"Oltremare" di Enrico Musso risponde all'appello di "Casa Nuestra".
La fondazione Oltremare di Enrico Musso risponde all'appello lanciato dalla fondatrice dell'associazione "Casa Nuestra", Osmara Munoz Gomes, che proprio dalle pagine del Corriere Mercantile chiede maggiore collaborazione da parte di politici e istituzioni nella realizzazione del suo proggetto di integrazione degli extracomunitari nella nostra città.
"Questa iniziativa è da appoggiare perché è volta ad una reale ed efficace integrazione degli stranieri, in particolare dei bambini - commenta Enrico Musso - I bambini e i ragazzi immigrati vanno aiutati a formarsi nella lingua e nella cultura italiane, per essere cittadini di domani sulla base di uguali doveri e ugiali diritti con i ragazzi di origine italiana.
Non sono i politici, ma tutti i cittadini possono "responsabilizzarsi" e contribuire all'educazione dei ragazzi, senza escludere quelli di origine o di nazionalità straniera. L'educazione dei ragazzi stranieri a vivere nella nostra città, senza rinunciare alle proprie tradizioni ma apprendendo lingua, leggi e culture della società italiana è il primo passo per spezzare l'equazione secondo cui l'immigrato è una potenziale minaccia alla sicurezza. I tanti immigrati onesti che non desiderano altro che lavorare in Italia e vivere rispettando le leggi italiane sono spesso impossibilitati concretamente ad integrarsi, ed è a quel punto che vanno ad ingrossare le fila della criminalità, e ad affollare carceri strapieni in un percorso quasi sempre irreversibile.

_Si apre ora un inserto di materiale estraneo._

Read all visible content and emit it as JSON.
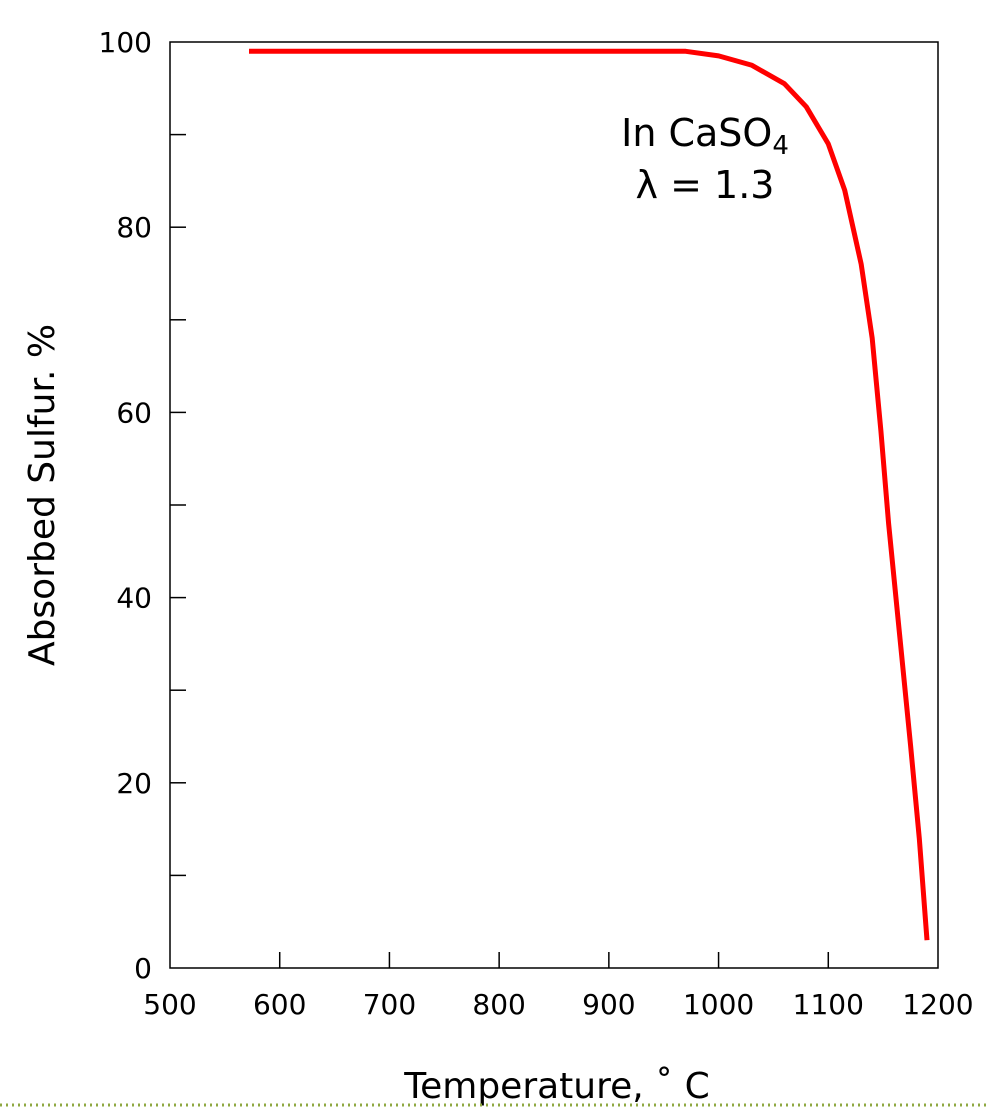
{
  "chart_data": {
    "type": "line",
    "title": "",
    "xlabel": "Temperature, ˚ C",
    "ylabel": "Absorbed Sulfur. %",
    "xlim": [
      500,
      1200
    ],
    "ylim": [
      0,
      100
    ],
    "x_ticks": [
      "500",
      "600",
      "700",
      "800",
      "900",
      "1000",
      "1100",
      "1200"
    ],
    "y_ticks": [
      "0",
      "20",
      "40",
      "60",
      "80",
      "100"
    ],
    "grid": false,
    "legend": "none",
    "annotation": {
      "line1_main": "In CaSO",
      "line1_sub": "4",
      "line2": "λ = 1.3"
    },
    "series": [
      {
        "color": "#ff0000",
        "x": [
          572,
          700,
          800,
          900,
          970,
          1000,
          1030,
          1060,
          1080,
          1100,
          1115,
          1130,
          1140,
          1148,
          1155,
          1165,
          1175,
          1183,
          1190
        ],
        "y": [
          99,
          99,
          99,
          99,
          99,
          98.5,
          97.5,
          95.5,
          93,
          89,
          84,
          76,
          68,
          58,
          48,
          36,
          24,
          14,
          3
        ]
      }
    ]
  }
}
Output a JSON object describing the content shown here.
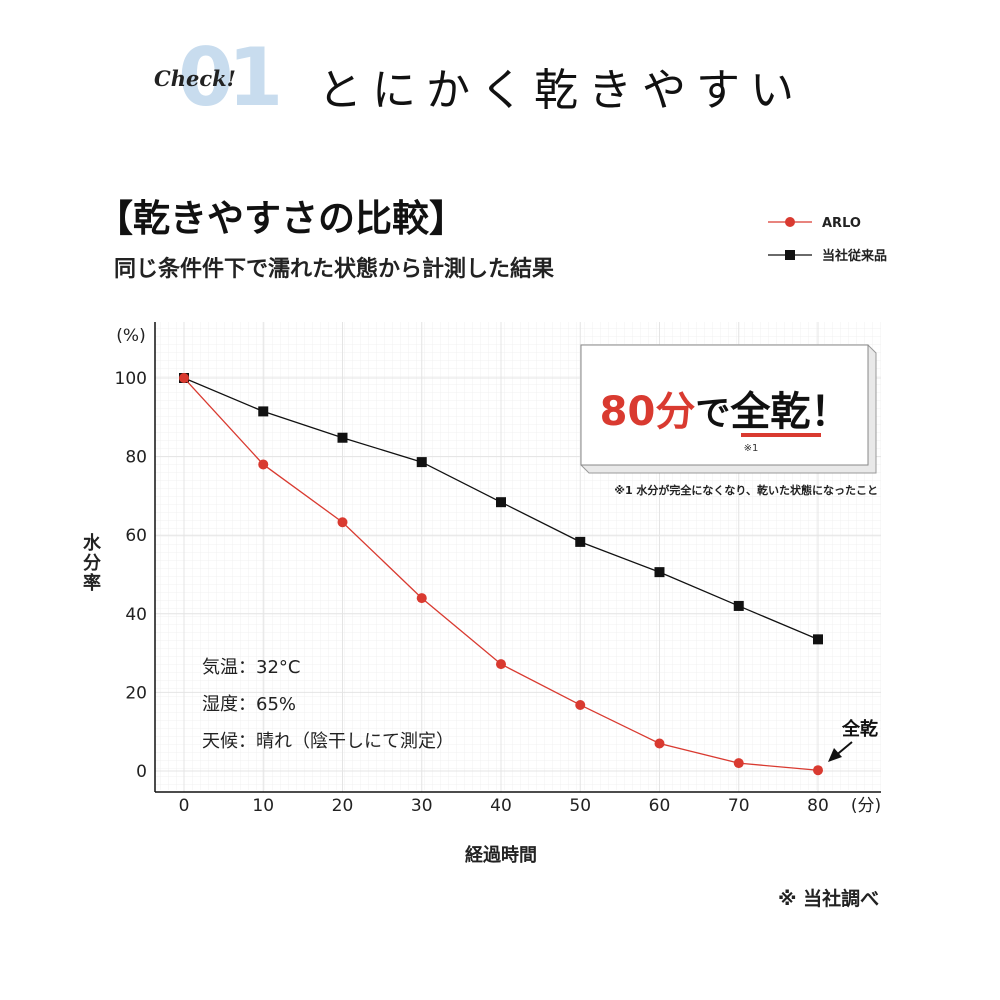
{
  "header": {
    "badge_text": "Check!",
    "number": "01",
    "headline": "とにかく乾きやすい"
  },
  "chart_header": {
    "title": "【乾きやすさの比較】",
    "subtitle": "同じ条件件下で濡れた状態から計測した結果"
  },
  "callout": {
    "text_accent": "80分",
    "text_mid": "で",
    "text_emph": "全乾",
    "text_tail": "！",
    "footnote_mark": "※1",
    "footnote": "※1 水分が完全になくなり、乾いた状態になったこと"
  },
  "conditions": [
    "気温：32°C",
    "湿度：65%",
    "天候：晴れ（陰干しにて測定）"
  ],
  "annotation": "全乾",
  "source_note": "※ 当社調べ",
  "colors": {
    "arlo": "#d93a30",
    "conventional": "#111111",
    "number_bg": "#c8dcee",
    "grid": "#e4e4e4"
  },
  "chart_data": {
    "type": "line",
    "title": "【乾きやすさの比較】",
    "subtitle": "同じ条件件下で濡れた状態から計測した結果",
    "xlabel": "経過時間",
    "ylabel": "水分率",
    "x_unit": "(分)",
    "y_unit": "(%)",
    "x": [
      0,
      10,
      20,
      30,
      40,
      50,
      60,
      70,
      80
    ],
    "xlim": [
      0,
      80
    ],
    "ylim": [
      0,
      100
    ],
    "yticks": [
      0,
      20,
      40,
      60,
      80,
      100
    ],
    "grid": true,
    "legend_position": "top-right",
    "series": [
      {
        "name": "ARLO",
        "marker": "circle",
        "values": [
          100,
          78,
          63.3,
          44,
          27.2,
          16.8,
          7,
          2,
          0.2
        ]
      },
      {
        "name": "当社従来品",
        "marker": "square",
        "values": [
          100,
          91.5,
          84.8,
          78.6,
          68.4,
          58.3,
          50.6,
          42,
          33.5
        ]
      }
    ]
  }
}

"Per questo - prosegue Enrico Musso - non vogliamo che l'appello di Osmara Munoz Gomes rimanga inascoltato e lanciamo una proposta che potrebbe "completare" l'iniziativa di Casa Nuestra: la Fondazione Oltremare potrebbe, con il fattivo contributo di alcuni dei propri aderenti, insegnanti in attività o in pensione, promuovere corsi di insegnamento della lingua italiana e della nostra Costituzione ai giovani stranieri. Una proposta, tra l'altro, in piena sintonia con le nuove e/o imminenti normative in materia di permessi di soggiorno e di cittadinanza, nelle quali proprio la conoscenza della lingua e della Costituzione italiana saranno valorizzati in un percorso in un sistema a "credtiti", o a punti."
Lo Statuto della fondazione Oltremare, che è in discussione proprio in questi giorni, ha fra i suoi obiettivi "iniziative di utilità e interesse civico nei settori (...) della formazione, della cultura, delle politiche sociali, con riferimento (...) all’integrazione e al diritto di cittadinanza", e anche "la partecipazione ad iniziative nazionali e internazionali inerenti alle politiche dell’educazione (...)". E' un'ottima occasione per dimostrare che ogni cittadino può contribuire concretamente a migliorare la civiltà della nostra Genova."